Abrasive is certainly not the way I would describe Nilema
Bhakta-Jones. Though having spent time with her for the purposes of this
interview she certainly struck me as someone well able to assert herself and
defend her views effectively. Her keynote, ‘the
Power of Creative Abrasion’, for the SCL Conference in September, a title
initially at odds with itself, soon made perfect sense.
What Nilema believes is the legal profession should experiment
with methodology and ideas from successful businesses. What is often lacking when
innovating is a diversity in views from people in different functions,
backgrounds and experiences. This group must be open to debate, experimentation
and seek collaborative resolution. ‘Our desire for conformity and consensus
without conflict can be the enemy of innovation. ‘
Our trial and justice system provides a great analogy for
the concept of safe debate and conflict. Court advocates, through advocacy,
cross examination, expert witness production, and fierce debate on the evidence
and law, are driven to pursue justice, they don’t shy away from conflict. The
courtroom is a safe environment for that debate to take place.
Nilema’s commitment to creative abrasion is not the product
of the latest tome from some management guru but the product of observation in
industry, personal experience and studying at Harvard. Having recently conducted
over 40 different focus group sessions with GCs and Law Firms at Alacrity,
certain themes emerged. Principally, the willingness of many GCs to seek new creative
or technological solutions to existing problems and their incomprehension when
discovering that ‘good service delivery’ is not a core KPI for many law firms.
Certainly, some firms recognise this issue and seek to address it but in
isolation. Many do not acknowledge it and ignore the vast cultural diversity
between private practice and in-house.
Nilema, a barrister by training, was General Counsel of the
FTSE 250 company Ascential plc (formerly EMAP) for 11 years and advised on
international and domestic M&A, JVs, IP and a broad range of legal
contentious & regulatory issues. That long stint with Ascential was
preceded by six years with Simmons & Simmons and working for the Government
Legal Service. She is now CEO of Alacrity, a legal relationship management
platform which aims to enhance the relationships between law firms and clients.
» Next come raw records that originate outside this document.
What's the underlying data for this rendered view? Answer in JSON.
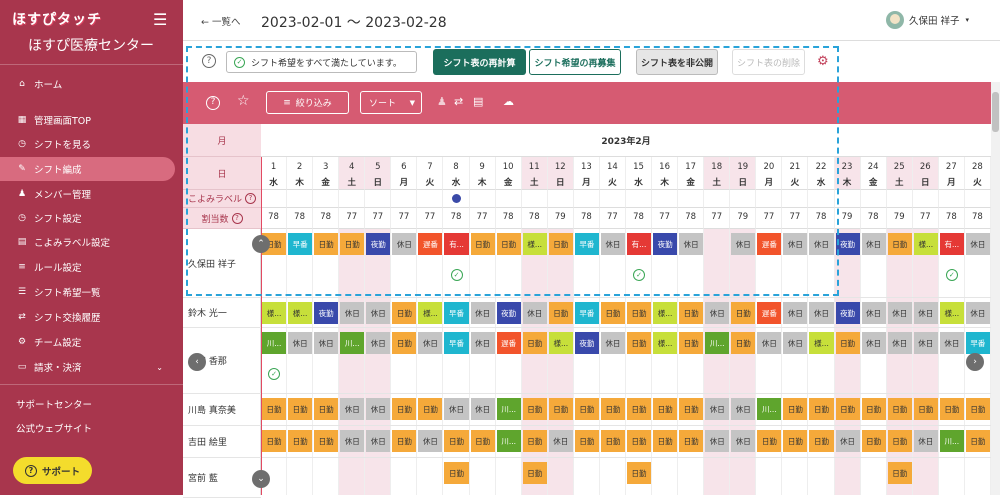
{
  "app": {
    "logo": "ほすぴタッチ",
    "org": "ほすぴ医療センター"
  },
  "sidebar": {
    "items": [
      {
        "label": "ホーム",
        "icon": "home-icon",
        "glyph": "⌂"
      },
      {
        "label": "管理画面TOP",
        "icon": "dashboard-icon",
        "glyph": "▦"
      },
      {
        "label": "シフトを見る",
        "icon": "clock-icon",
        "glyph": "◷"
      },
      {
        "label": "シフト編成",
        "icon": "wrench-icon",
        "glyph": "✎"
      },
      {
        "label": "メンバー管理",
        "icon": "people-icon",
        "glyph": "♟"
      },
      {
        "label": "シフト設定",
        "icon": "clock-settings-icon",
        "glyph": "◷"
      },
      {
        "label": "こよみラベル設定",
        "icon": "calendar-icon",
        "glyph": "▤"
      },
      {
        "label": "ルール設定",
        "icon": "rule-icon",
        "glyph": "≡"
      },
      {
        "label": "シフト希望一覧",
        "icon": "list-icon",
        "glyph": "☰"
      },
      {
        "label": "シフト交換履歴",
        "icon": "exchange-icon",
        "glyph": "⇄"
      },
      {
        "label": "チーム設定",
        "icon": "gear-icon",
        "glyph": "⚙"
      },
      {
        "label": "請求・決済",
        "icon": "card-icon",
        "glyph": "▭"
      }
    ],
    "active_index": 3,
    "footer": [
      "サポートセンター",
      "公式ウェブサイト"
    ],
    "support_label": "サポート"
  },
  "topbar": {
    "back_label": "← 一覧へ",
    "date_range": "2023-02-01 〜 2023-02-28",
    "user_name": "久保田 祥子",
    "user_caret": "▾"
  },
  "controls": {
    "status": "シフト希望をすべて満たしています。",
    "recalc": "シフト表の再計算",
    "recollect": "シフト希望の再募集",
    "unpublish": "シフト表を非公開",
    "delete": "シフト表の削除"
  },
  "toolbar": {
    "filter": "絞り込み",
    "sort": "ソート"
  },
  "table": {
    "month_header": "月",
    "day_header": "日",
    "label_header": "こよみラベル",
    "count_header": "割当数",
    "month_title": "2023年2月",
    "days": [
      "1",
      "2",
      "3",
      "4",
      "5",
      "6",
      "7",
      "8",
      "9",
      "10",
      "11",
      "12",
      "13",
      "14",
      "15",
      "16",
      "17",
      "18",
      "19",
      "20",
      "21",
      "22",
      "23",
      "24",
      "25",
      "26",
      "27",
      "28"
    ],
    "weekdays": [
      "水",
      "木",
      "金",
      "土",
      "日",
      "月",
      "火",
      "水",
      "木",
      "金",
      "土",
      "日",
      "月",
      "火",
      "水",
      "木",
      "金",
      "土",
      "日",
      "月",
      "火",
      "水",
      "木",
      "金",
      "土",
      "日",
      "月",
      "火"
    ],
    "weekend_idx": [
      3,
      4,
      10,
      11,
      17,
      18,
      22,
      24,
      25
    ],
    "label_dot_day_index": 7,
    "counts": [
      "78",
      "78",
      "78",
      "77",
      "77",
      "77",
      "77",
      "78",
      "77",
      "78",
      "78",
      "79",
      "78",
      "77",
      "78",
      "77",
      "78",
      "77",
      "79",
      "77",
      "77",
      "78",
      "79",
      "78",
      "79",
      "77",
      "78",
      "78"
    ],
    "staff": [
      {
        "name": "久保田 祥子",
        "shifts": [
          "日勤",
          "早番",
          "日勤",
          "日勤",
          "夜勤",
          "休日",
          "遅番",
          "有...",
          "日勤",
          "日勤",
          "様...",
          "日勤",
          "早番",
          "休日",
          "有...",
          "夜勤",
          "休日",
          "",
          "休日",
          "遅番",
          "休日",
          "休日",
          "夜勤",
          "休日",
          "日勤",
          "様...",
          "有...",
          "休日"
        ],
        "checks": [
          7,
          14,
          26
        ]
      },
      {
        "name": "鈴木 光一",
        "shifts": [
          "様...",
          "様...",
          "夜勤",
          "休日",
          "休日",
          "日勤",
          "様...",
          "早番",
          "休日",
          "夜勤",
          "休日",
          "日勤",
          "早番",
          "日勤",
          "日勤",
          "様...",
          "日勤",
          "休日",
          "日勤",
          "遅番",
          "休日",
          "休日",
          "夜勤",
          "休日",
          "休日",
          "休日",
          "様...",
          "休日"
        ],
        "checks": []
      },
      {
        "name": "内田 香那",
        "shifts": [
          "川...",
          "休日",
          "休日",
          "川...",
          "休日",
          "日勤",
          "休日",
          "早番",
          "休日",
          "遅番",
          "日勤",
          "様...",
          "夜勤",
          "休日",
          "日勤",
          "様...",
          "日勤",
          "川...",
          "日勤",
          "休日",
          "休日",
          "様...",
          "日勤",
          "休日",
          "休日",
          "休日",
          "休日",
          "早番"
        ],
        "checks": [
          0
        ]
      },
      {
        "name": "川島 真奈美",
        "shifts": [
          "日勤",
          "日勤",
          "日勤",
          "休日",
          "休日",
          "日勤",
          "日勤",
          "休日",
          "休日",
          "川...",
          "日勤",
          "日勤",
          "日勤",
          "日勤",
          "日勤",
          "日勤",
          "日勤",
          "休日",
          "休日",
          "川...",
          "日勤",
          "日勤",
          "日勤",
          "日勤",
          "日勤",
          "日勤",
          "日勤",
          "日勤"
        ],
        "checks": []
      },
      {
        "name": "吉田 絵里",
        "shifts": [
          "日勤",
          "日勤",
          "日勤",
          "休日",
          "休日",
          "日勤",
          "休日",
          "日勤",
          "日勤",
          "川...",
          "日勤",
          "休日",
          "日勤",
          "日勤",
          "日勤",
          "日勤",
          "日勤",
          "休日",
          "休日",
          "日勤",
          "日勤",
          "日勤",
          "休日",
          "日勤",
          "日勤",
          "休日",
          "川...",
          "日勤"
        ],
        "checks": []
      },
      {
        "name": "宮前 藍",
        "shifts": [
          "",
          "",
          "",
          "",
          "",
          "",
          "",
          "日勤",
          "",
          "",
          "日勤",
          "",
          "",
          "",
          "日勤",
          "",
          "",
          "",
          "",
          "",
          "",
          "",
          "",
          "",
          "日勤",
          "",
          "",
          ""
        ],
        "checks": []
      }
    ]
  },
  "shift_colors": {
    "日勤": "#f5a93a",
    "早番": "#1fb6cf",
    "夜勤": "#3949ab",
    "遅番": "#f2542b",
    "休日": "#c4c4c4",
    "有...": "#e53935",
    "様...": "#c7df3a",
    "川...": "#5fa52d"
  },
  "accent": "#a8364d"
}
Nilema’s keynote will address the oft-cited view that
lawyers are incapable of being creative and innovative. She notes that many
commentators who offer up advice on LinkedIn have never occupied the role of
Partner or General Counsel and cannot lay claim to having innovated anything.
But the reality is that many law firms are adopting new
systems, whether the product of their own internal tech teams or brought in
from external providers – external providers that are springing up in sometimes
confusing profusion.
In building new
products, systems or implementing new software, too many untested assumptions
are made about the problem the organisation is trying to solve. Firms approach
it with internal teams and rarely invite clients to define the problem and
co-create a solution. ‘When firms unveil
the shiny new system or portal, the user take-up is slow or non-existent. I am
excited to see some firms and in-house teams picking up the challenge faced by
their organisations and build solutions. Where there has been a failure to
deliver the desired result, this is often due to lack of design thinking
upfront, the absence of rigorous debate and testing and the failure to use
experts with the right sort of track record.’
Nilema will suggest in her keynote that, for people to offer
ideas that allow creative abrasion to occur, they need to feel both
motivated and psychologically safe. Nilema cites Harvard’s Professor Linda A.
Hill’s work ‘Those conditions can only exist when the group is a community
where members feel bound by a mutual purpose and collective goal, shared
values, and real rules of engagement.’ There is no blame, they are allowed to
fail without recrimination, they involve their clients!
No blame and no recrimination is hardly usual in law firms
(or in-house) culture but Nilema’s core message is: ‘Take a leap of faith,
believe that taking a diverse group from different strata in a firm and
external experts can generate diverse ideas and a new way of working.’ That is
the path to creative abrasion and will allow law firms and in-house legal teams
to benefit from successful innovation.